MLM.com

Powered by Infotrax

Monday Apr 18, 2011

Baby Boomers- In Job Loss, an Opportunity

Monday Apr 18, 2011

Working from home, at your own pace and when you want, might be the future, especially for women.

A cartoon in a recent issue of New Yorker magazine succinctly sums up life for the aging baby boomers. The illustration is of a suited man talking on the phone and seated at a corporate desk. It's the caption that says it all:

"How do you know if you're under the radar or all washed up?" he's asking. How indeed?

In these walking-on-eggshells financial times, older workers don't know whether to draw attention to their achievements, and themselves, or dodge the ever-fearsome gaze of the fortysomething HR guy.

Like Susan of Tacoma, Wash., who wrote to me asking, "Is it a rule now that you have no employable skills after you hit 55? What's the deal?"

Maybe it's medical bills, Susan. We all know you're costing the corporation more to pay for your medical benefits. One laid-off boomer told me she's now paying more than $600 a month, privately, for medical insurance.

"No wonder they let me go," she says. "And I'm not even sick."

Not everyone feels the same. Millicent of Charlotte, N.C., told me she is happy to be "unemployed" at age 50.

"I no longer work in a thankless job," she says. "I lost my job one year ago and decided I could take care of myself and my daughter without all of the drama that working for someone else can provide.

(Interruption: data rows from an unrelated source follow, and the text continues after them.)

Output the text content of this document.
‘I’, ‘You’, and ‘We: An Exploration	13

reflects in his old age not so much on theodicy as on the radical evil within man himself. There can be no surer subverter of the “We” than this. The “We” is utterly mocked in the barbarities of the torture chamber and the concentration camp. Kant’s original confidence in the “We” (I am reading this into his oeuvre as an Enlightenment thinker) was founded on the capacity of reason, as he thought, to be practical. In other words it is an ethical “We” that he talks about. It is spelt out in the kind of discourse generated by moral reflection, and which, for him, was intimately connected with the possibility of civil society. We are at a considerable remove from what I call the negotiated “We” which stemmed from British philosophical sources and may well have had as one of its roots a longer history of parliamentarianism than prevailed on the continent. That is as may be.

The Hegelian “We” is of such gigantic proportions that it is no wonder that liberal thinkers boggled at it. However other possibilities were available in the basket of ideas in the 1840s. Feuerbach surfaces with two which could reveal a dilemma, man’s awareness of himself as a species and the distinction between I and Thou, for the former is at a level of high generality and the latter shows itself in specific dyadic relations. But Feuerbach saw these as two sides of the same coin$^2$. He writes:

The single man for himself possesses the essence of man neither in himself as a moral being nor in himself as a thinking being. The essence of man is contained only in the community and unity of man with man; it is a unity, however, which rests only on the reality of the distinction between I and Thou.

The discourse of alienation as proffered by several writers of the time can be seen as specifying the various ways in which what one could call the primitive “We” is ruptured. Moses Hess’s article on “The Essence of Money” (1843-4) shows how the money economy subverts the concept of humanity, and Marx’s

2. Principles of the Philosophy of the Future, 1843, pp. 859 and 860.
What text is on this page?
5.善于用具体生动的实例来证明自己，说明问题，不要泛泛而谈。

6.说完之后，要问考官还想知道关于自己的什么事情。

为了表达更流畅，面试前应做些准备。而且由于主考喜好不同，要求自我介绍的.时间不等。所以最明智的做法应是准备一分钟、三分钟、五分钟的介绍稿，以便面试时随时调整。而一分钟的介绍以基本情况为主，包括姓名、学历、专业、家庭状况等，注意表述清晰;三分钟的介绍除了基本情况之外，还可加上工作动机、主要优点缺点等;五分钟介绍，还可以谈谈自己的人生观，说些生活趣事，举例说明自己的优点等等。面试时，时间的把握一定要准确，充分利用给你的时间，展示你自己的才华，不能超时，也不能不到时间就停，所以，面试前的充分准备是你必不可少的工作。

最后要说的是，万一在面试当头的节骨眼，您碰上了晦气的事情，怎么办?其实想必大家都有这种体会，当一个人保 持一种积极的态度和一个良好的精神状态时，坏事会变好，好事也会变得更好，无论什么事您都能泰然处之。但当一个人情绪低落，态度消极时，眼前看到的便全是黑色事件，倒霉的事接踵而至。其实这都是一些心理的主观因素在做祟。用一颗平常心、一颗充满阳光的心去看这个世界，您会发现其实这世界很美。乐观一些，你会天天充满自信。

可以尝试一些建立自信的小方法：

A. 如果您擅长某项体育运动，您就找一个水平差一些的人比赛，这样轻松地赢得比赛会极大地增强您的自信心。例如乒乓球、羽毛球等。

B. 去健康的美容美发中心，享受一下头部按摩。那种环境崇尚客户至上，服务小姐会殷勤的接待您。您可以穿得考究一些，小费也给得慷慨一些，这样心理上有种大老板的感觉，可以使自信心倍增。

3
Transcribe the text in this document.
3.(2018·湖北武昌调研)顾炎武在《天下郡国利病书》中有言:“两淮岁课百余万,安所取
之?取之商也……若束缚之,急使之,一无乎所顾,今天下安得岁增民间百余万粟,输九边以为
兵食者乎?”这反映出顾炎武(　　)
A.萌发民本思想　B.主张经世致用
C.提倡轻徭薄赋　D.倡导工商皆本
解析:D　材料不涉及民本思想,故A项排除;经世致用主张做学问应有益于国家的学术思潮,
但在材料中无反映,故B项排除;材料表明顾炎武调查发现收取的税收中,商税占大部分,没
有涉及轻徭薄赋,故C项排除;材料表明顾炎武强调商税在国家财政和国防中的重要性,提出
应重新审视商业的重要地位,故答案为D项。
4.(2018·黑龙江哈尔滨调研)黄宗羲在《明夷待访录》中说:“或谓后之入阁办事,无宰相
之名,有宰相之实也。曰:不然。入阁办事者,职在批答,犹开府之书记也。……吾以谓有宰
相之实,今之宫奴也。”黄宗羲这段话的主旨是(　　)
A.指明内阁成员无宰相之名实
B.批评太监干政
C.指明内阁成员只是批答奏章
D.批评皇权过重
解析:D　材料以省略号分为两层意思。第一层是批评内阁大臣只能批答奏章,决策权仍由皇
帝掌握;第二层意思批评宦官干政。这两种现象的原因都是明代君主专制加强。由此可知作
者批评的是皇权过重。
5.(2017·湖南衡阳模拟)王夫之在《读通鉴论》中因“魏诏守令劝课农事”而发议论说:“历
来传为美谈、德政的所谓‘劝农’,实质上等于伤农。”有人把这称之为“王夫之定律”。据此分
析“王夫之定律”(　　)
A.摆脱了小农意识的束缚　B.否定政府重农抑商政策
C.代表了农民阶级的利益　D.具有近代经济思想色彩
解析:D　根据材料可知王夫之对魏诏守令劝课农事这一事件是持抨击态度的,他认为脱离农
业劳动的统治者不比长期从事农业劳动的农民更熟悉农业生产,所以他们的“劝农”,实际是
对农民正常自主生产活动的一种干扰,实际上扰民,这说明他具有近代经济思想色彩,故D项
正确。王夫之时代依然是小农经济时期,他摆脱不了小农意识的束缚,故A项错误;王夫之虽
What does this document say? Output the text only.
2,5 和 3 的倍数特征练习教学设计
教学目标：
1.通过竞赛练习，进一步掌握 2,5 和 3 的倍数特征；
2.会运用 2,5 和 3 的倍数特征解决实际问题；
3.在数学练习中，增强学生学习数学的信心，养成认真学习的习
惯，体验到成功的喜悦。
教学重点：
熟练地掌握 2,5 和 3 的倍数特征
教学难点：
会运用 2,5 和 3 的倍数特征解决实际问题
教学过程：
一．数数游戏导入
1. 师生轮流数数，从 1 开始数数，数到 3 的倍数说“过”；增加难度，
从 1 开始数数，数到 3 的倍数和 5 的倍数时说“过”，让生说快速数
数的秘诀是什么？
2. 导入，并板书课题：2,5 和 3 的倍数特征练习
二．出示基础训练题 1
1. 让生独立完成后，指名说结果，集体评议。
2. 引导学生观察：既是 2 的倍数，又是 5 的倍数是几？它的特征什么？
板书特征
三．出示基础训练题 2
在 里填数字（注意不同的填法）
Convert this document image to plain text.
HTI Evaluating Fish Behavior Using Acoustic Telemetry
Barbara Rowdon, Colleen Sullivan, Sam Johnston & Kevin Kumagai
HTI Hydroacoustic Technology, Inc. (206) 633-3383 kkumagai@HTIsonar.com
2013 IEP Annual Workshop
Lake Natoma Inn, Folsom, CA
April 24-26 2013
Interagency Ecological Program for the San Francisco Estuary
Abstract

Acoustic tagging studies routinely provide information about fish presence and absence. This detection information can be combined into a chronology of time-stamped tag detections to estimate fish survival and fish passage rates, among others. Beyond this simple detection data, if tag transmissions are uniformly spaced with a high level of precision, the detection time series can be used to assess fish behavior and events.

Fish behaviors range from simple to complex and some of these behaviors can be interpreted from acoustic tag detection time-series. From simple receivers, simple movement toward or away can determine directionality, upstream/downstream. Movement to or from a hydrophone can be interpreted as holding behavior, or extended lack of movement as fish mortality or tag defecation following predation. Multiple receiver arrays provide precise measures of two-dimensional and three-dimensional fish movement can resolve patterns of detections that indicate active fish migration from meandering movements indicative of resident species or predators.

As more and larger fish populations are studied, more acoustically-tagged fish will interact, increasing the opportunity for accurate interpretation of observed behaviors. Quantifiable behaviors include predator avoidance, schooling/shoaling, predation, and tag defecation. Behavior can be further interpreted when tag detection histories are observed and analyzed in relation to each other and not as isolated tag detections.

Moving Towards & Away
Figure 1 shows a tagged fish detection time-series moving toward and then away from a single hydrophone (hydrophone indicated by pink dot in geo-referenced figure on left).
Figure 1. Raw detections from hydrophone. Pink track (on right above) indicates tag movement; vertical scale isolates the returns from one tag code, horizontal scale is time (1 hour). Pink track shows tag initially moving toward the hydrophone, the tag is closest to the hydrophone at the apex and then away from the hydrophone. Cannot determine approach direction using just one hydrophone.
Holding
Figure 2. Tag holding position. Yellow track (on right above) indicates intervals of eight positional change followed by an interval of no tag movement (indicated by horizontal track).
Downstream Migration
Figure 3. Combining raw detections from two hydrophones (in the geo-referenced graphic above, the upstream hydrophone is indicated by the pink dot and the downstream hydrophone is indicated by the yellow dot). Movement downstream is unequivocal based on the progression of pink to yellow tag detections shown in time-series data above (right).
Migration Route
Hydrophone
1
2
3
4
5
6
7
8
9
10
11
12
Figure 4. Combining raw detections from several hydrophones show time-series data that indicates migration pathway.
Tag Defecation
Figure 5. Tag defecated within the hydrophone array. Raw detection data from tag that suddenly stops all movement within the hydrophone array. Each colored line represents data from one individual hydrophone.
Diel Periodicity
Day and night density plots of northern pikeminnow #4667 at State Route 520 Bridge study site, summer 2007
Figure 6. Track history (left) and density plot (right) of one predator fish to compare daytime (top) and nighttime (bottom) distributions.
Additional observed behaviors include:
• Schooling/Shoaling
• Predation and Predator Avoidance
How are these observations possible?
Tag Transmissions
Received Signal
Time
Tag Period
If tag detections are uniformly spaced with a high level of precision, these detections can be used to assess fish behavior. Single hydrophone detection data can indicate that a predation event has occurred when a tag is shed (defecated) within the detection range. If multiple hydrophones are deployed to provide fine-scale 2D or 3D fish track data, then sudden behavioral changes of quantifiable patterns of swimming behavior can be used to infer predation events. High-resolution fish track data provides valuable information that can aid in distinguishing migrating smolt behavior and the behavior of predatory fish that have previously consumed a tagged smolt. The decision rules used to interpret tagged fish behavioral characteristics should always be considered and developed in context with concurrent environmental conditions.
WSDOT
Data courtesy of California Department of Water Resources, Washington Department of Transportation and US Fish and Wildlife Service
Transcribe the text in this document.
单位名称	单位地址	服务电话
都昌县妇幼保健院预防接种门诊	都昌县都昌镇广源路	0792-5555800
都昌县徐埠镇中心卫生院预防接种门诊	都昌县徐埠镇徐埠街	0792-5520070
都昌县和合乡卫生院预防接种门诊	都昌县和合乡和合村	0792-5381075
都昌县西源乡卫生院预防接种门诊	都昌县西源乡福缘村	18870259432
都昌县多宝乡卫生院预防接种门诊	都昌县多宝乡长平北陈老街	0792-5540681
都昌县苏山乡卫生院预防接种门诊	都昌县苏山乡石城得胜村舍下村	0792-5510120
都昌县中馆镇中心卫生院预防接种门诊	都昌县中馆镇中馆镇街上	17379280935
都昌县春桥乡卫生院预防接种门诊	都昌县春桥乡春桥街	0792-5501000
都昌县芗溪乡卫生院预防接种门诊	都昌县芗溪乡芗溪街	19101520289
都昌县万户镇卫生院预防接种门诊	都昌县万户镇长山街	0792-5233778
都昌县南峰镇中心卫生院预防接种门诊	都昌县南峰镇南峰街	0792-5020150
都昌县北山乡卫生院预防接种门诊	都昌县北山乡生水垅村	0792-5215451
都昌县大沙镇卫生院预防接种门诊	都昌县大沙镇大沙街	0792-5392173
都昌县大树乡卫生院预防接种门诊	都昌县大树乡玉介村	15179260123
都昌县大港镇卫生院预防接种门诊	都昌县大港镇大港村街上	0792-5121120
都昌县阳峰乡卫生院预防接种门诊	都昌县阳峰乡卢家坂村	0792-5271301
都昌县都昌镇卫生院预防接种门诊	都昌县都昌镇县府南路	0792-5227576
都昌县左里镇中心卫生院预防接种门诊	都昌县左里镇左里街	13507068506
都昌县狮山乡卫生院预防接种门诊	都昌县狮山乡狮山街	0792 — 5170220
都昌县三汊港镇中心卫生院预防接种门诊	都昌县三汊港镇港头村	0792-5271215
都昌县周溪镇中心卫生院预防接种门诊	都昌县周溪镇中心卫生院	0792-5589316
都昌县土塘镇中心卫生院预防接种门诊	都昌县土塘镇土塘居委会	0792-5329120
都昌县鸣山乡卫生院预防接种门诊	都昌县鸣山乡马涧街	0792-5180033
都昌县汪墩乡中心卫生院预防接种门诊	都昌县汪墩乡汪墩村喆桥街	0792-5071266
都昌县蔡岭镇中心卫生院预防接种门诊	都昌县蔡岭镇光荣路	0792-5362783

This is very, very, very, very, very good."

Millicent is now an entrepreneur. She sells products for seniors and she works from home.

And working from home, at your own pace and when you want, might be the future, especially for women, says Orange County resident Julia Sutton, 52.

About two years ago, Sutton walked away from corporate life and became a Mary Kay Inc. cosmetics representative.

"I was working for somebody else. Today I work for myself, and I'd better be the best boss I ever had."

First she found a product and a lifestyle to emulate. Mary Kay Ash, who founded her company in 1963, is regarded as a historical female entrepreneur.

"Her philosophy changed my life," Sutton said. "After I got my degree (I have a bachelor of arts in finance), I went into the corporate world. And I loved the money and the prestige because I thought I was 'somebody.' But I'm a mother first, and that just didn't jibe with corporate America."